Hormaechea was hesitant to respond to the issues raised by the COHVC appeal until he is able to read the appeal.

He did note that the forest plan as it pertains to travel management is meant to be over-arching, and not specific to every acre.

But Parsons said those large-scale prescriptions are supposed to dictate how specific areas are managed.

Hormaechea said the two individuals who have appealed the plan both live in Colorado, one of them within the region that contains the WRNF. He said he couldn’t release their names until the appeals deadline had passed.

He said he believed their appeals pertained to land management questions.

“I’m guessing as much as anything they’re confused about the process,” he said.

What happens now?

So what’s next, now that the deadline has passed to appeal the White River National Forest plan?

First, a 20-day period goes into effect in which parties that didn’t appeal but want to be involved in discussions involving appeal points can make their interest known.

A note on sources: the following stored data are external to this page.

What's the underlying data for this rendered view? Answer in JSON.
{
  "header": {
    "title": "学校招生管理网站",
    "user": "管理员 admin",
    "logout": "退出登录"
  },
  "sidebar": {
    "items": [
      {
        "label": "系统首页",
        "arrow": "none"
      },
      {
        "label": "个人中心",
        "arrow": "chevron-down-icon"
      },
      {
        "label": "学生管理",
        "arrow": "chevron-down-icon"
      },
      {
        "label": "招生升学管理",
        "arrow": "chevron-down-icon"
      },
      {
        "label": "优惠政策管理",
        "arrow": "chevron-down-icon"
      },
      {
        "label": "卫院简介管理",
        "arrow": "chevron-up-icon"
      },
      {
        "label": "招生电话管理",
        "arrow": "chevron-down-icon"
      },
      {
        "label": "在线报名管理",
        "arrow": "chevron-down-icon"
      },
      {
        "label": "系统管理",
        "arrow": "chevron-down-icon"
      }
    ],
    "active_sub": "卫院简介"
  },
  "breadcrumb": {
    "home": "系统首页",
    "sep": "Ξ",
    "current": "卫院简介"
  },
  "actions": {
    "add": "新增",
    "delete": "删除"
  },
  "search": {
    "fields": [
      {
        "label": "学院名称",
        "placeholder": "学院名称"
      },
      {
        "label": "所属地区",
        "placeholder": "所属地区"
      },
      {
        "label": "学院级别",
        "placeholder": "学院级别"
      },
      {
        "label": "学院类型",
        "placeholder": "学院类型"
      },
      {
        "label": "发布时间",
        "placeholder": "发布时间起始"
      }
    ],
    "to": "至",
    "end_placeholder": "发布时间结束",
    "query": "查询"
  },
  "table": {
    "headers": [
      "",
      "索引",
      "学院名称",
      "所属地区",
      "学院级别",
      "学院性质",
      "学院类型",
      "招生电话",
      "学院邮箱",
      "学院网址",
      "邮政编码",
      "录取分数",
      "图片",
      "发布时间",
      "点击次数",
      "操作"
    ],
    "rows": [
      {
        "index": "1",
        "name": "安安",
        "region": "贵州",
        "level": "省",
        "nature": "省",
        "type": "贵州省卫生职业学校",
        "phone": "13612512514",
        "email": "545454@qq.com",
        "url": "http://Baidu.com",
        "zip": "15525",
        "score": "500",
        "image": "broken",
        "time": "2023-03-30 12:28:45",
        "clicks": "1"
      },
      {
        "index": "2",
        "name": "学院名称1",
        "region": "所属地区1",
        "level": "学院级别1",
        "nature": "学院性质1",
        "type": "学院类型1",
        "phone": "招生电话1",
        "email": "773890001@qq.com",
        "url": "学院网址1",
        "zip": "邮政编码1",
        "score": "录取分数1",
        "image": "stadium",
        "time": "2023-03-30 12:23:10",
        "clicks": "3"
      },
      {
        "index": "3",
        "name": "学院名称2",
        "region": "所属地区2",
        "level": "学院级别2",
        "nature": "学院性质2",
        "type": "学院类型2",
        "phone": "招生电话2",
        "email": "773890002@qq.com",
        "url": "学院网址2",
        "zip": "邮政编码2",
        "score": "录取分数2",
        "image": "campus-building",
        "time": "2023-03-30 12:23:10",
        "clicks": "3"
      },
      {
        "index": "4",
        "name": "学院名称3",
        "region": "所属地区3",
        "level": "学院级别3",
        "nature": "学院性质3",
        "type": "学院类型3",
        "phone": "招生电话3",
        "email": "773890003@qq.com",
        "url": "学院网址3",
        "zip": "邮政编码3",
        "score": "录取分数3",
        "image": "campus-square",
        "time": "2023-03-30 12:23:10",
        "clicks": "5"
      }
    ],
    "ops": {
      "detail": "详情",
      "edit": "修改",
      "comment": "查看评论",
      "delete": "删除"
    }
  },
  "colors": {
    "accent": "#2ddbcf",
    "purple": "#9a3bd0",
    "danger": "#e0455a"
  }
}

The appeals themselves must be acted on within 160 days. However, Dan Hormaechea, the WRNF’s planning staff officer, said action could take longer than that if discussions are ongoing between the Forest Service and the appellant to resolve the issues at hand.

While an appeal theoretically could challenge the entire forest plan, Hormaechea said it would not be likely to succeed. Such an appeal assumes the Forest Service mishandled the entire planning process.

Instead, substantive appeals more often target specific issues, attempting to show specifically where procedures and laws weren’t followed, and what remedies should be required.

Mere opinions that a plan is wrong are apt to be discarded as frivolous, and dismissed at the outset, Hormaechea said.

It’s up to the Forest Service to address each point raised in an appeal.

An appeal-reviewing officer at the agency’s Washington office evaluates the matter, and then an appeal-deciding officer within the agency makes a final determination.

That officer can go in several directions. Options include upholding the specific portion of the plan as it stands, dismissing that portion of the plan, having the WRNF reconsider certain issues raised in the appeal, or ordering the WRNF to implement the portion of the plan under certain conditions.

The forest plan as a whole remains in effect during an appeal, as does the portion being appealed. It is possible for a judge to be asked to stay part of a forest plan, but that would be an extreme action requiring proof that the planning process was “pretty broken,” said Hormaechea. He doesn’t think the grounds exist for such action.

The Forest Service’s decisions on appeals are themselves subject to court review if an appellant chooses to take the matter further.

Normally, Hormaechea said, appellants and the Forest Service go through an appeal resolution process, attempting to resolve individual concerns or an entire appeal.

A lot of the process just involves clarifying what is contained in the plan, he said.

“These documents are so complex and so detailed, people just need to get a better understanding of them,” he said.